Tennis scoring is one of the most brilliant inventions in modern sport. There aren’t too many sports out there where winning more points can still mean losing a match. While not overly common, such an anomaly happens more than one would expect.
As tennis has evolved as a sport, so have the scoring formats used to determine the outcome of a match. Even at the pro level, there are more scoring formats now compared to 40 years ago. Just ask pro doubles players who now play short deuce and a first to 10 point match tiebreak at 1 set all.
GT STATS has pre-loaded scoring formats that cover most competitions and tournaments. Tap one when you’re loading a match and away you go. We’ve also catered to those who use a different format. Loading your own format is as easy as filling in a few fields and saving it for next time.
Pre-loaded Scoring Formats
These are the ones most commonly used in junior tennis as well as pro tennis:
Best of 3 Tiebreak Sets
Most commonly used in ATP and WTA singles. First to 6 games with a set tiebreak at 6-all. First player to win 2 sets wins.
Best of 2 Tiebreak Sets, Match Tiebreak at 1 set all
Instead of playing a third set to decide a match, it’s become fairly common to decide a match with a first to 10 “Super” or “Match” tiebreak if the first two sets are shared. Note, pro doubles use the sudden death or “No-Ad” scoring format instead of long deuce.
Best of 2 Short Sets with a Match Tiebreak
You won’t find this in pro tennis, but it’s sometimes necessary in junior competition to shorten the format due to weather delays, for example. This one’s first to 4 games per set with a match tiebreak at 1 set all.
More common in North America than other parts of the world, the Super Set is normally first to 8 games with a first to 12 point tiebreak at 8 games all.
1 Set Only
First to 6 games. Most commonly used in week to week competition and team based play, especially at the junior level.
Match Tiebreak Only
First to 10 points with normal tiebreak scoring. I use this a lot in junior squad classes to get juniors used to the pressure of Match Tiebreaks.

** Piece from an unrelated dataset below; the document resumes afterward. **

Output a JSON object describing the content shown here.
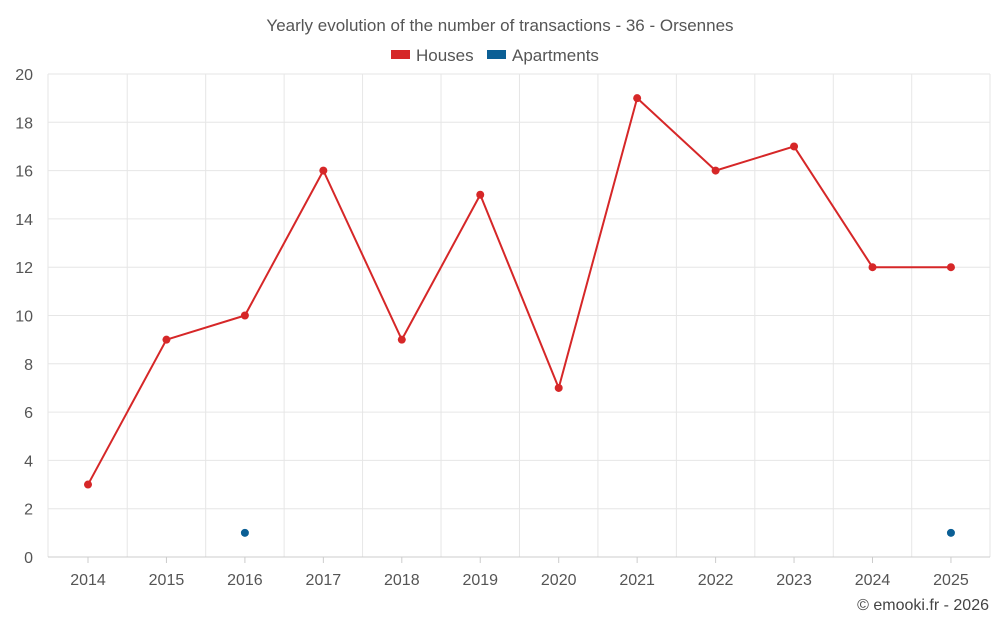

That just about covers the most common formats. What about anything that isn’t listed?
Load Your Own Format
From the Main Menu of GT STATS, tap “Match Formats”, then “Add” at top right of screen
Loading your own match format is fairly straightforward. The best part is you have the ability to load almost any format you like. If you want to load stats for a best of 11 set match, all sets short, with short deuce and a first to 5 point tiebreak at 3-all each set…….you can do it. The image in this article is exactly that format.
One thing to remember is that “Games per Set” should be the minimum number of games a player needs to win in order to win the set. Under normal circumstances, this would be 6 games.

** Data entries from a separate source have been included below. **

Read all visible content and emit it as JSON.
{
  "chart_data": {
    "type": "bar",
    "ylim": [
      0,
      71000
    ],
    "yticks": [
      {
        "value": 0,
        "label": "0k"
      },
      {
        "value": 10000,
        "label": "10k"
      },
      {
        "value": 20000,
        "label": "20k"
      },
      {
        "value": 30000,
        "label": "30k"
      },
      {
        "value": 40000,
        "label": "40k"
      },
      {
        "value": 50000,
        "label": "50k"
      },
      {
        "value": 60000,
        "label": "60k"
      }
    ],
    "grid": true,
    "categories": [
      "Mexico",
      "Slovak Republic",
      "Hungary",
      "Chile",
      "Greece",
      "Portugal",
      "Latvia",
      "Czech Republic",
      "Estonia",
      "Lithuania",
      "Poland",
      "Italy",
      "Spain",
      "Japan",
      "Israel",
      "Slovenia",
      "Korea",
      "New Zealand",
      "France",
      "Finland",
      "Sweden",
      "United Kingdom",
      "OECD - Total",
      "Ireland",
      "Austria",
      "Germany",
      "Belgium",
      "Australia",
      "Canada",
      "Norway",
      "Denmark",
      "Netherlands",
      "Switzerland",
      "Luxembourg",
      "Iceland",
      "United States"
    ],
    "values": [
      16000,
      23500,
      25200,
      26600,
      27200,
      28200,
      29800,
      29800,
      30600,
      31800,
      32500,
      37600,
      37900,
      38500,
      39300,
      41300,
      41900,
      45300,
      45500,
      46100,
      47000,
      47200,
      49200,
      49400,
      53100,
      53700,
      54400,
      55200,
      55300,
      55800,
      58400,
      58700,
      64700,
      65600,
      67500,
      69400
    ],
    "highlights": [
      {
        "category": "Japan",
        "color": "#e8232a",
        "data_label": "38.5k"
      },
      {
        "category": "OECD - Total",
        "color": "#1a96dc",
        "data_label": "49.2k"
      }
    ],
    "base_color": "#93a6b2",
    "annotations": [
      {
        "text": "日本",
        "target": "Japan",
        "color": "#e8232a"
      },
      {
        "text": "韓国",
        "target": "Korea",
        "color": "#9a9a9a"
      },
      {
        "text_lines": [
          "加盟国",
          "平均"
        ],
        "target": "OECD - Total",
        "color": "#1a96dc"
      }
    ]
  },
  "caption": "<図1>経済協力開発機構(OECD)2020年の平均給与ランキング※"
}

GT STATS will assume that you’re playing a set that requires a margin of 2 games to win the set unless a tiebreak is required. So, if the “Games per Set” is 9, GT STATS will not record set completion at a score of 9-8. It will assume 10-8 has to be the score to win the set.
A Note on FAST4
FAST4 isn’t a pre-loaded format nor a format you can add yourself. This is because of the final point of a tiebreak being sudden death ie the ninth point.

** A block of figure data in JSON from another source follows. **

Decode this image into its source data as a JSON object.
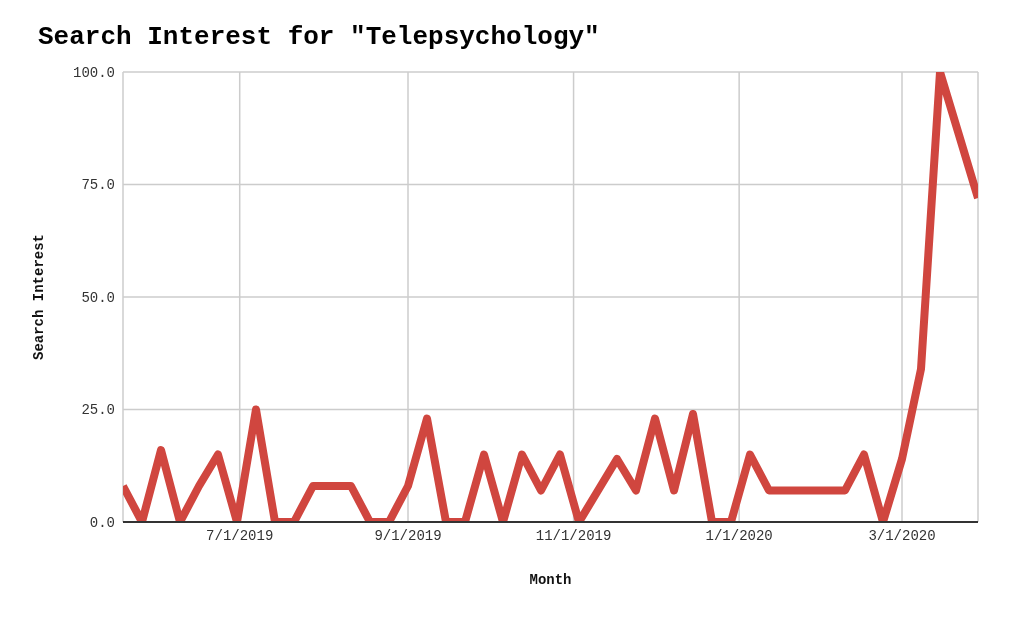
{
  "chart_data": {
    "type": "line",
    "title": "Search Interest for \"Telepsychology\"",
    "xlabel": "Month",
    "ylabel": "Search Interest",
    "x": [
      "2019-05-19",
      "2019-05-26",
      "2019-06-02",
      "2019-06-09",
      "2019-06-16",
      "2019-06-23",
      "2019-06-30",
      "2019-07-07",
      "2019-07-14",
      "2019-07-21",
      "2019-07-28",
      "2019-08-04",
      "2019-08-11",
      "2019-08-18",
      "2019-08-25",
      "2019-09-01",
      "2019-09-08",
      "2019-09-15",
      "2019-09-22",
      "2019-09-29",
      "2019-10-06",
      "2019-10-13",
      "2019-10-20",
      "2019-10-27",
      "2019-11-03",
      "2019-11-10",
      "2019-11-17",
      "2019-11-24",
      "2019-12-01",
      "2019-12-08",
      "2019-12-15",
      "2019-12-22",
      "2019-12-29",
      "2020-01-05",
      "2020-01-12",
      "2020-01-19",
      "2020-01-26",
      "2020-02-02",
      "2020-02-09",
      "2020-02-16",
      "2020-02-23",
      "2020-03-01",
      "2020-03-08",
      "2020-03-15",
      "2020-03-22",
      "2020-03-29"
    ],
    "series": [
      {
        "color": "#d0463f",
        "values": [
          8,
          0,
          16,
          0,
          8,
          15,
          0,
          25,
          0,
          0,
          8,
          8,
          8,
          0,
          0,
          8,
          23,
          0,
          0,
          15,
          0,
          15,
          7,
          15,
          0,
          7,
          14,
          7,
          23,
          7,
          24,
          0,
          0,
          15,
          7,
          7,
          7,
          7,
          7,
          15,
          0,
          14,
          34,
          100,
          86,
          72
        ]
      }
    ],
    "xlim": [
      "2019-05-19",
      "2020-03-29"
    ],
    "xticks": [
      {
        "value": "2019-07-01",
        "label": "7/1/2019"
      },
      {
        "value": "2019-09-01",
        "label": "9/1/2019"
      },
      {
        "value": "2019-11-01",
        "label": "11/1/2019"
      },
      {
        "value": "2020-01-01",
        "label": "1/1/2020"
      },
      {
        "value": "2020-03-01",
        "label": "3/1/2020"
      }
    ],
    "ylim": [
      0,
      100
    ],
    "yticks": [
      {
        "value": 0,
        "label": "0.0"
      },
      {
        "value": 25,
        "label": "25.0"
      },
      {
        "value": 50,
        "label": "50.0"
      },
      {
        "value": 75,
        "label": "75.0"
      },
      {
        "value": 100,
        "label": "100.0"
      }
    ],
    "grid": true,
    "legend": false,
    "marker": "none",
    "line_style": "solid"
  }
}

While sudden death deuce is supported, a sudden death point in a tiebreak is not an option at this stage. There’s also the issue of the order of serving in a FAST4 tiebreak. The way around this at the moment is to reverse the server/receiver using the arrows on the serve/return screen. See FAQs to find out how.
To load a sudden death point in a tiebreak of a FAST4 can be done by loading the final point as normal, then tapping the “+” next to that player’s name on the serve/return screen to finish the match. That way, you won’t compromise the integrity of the stats you’ve loaded.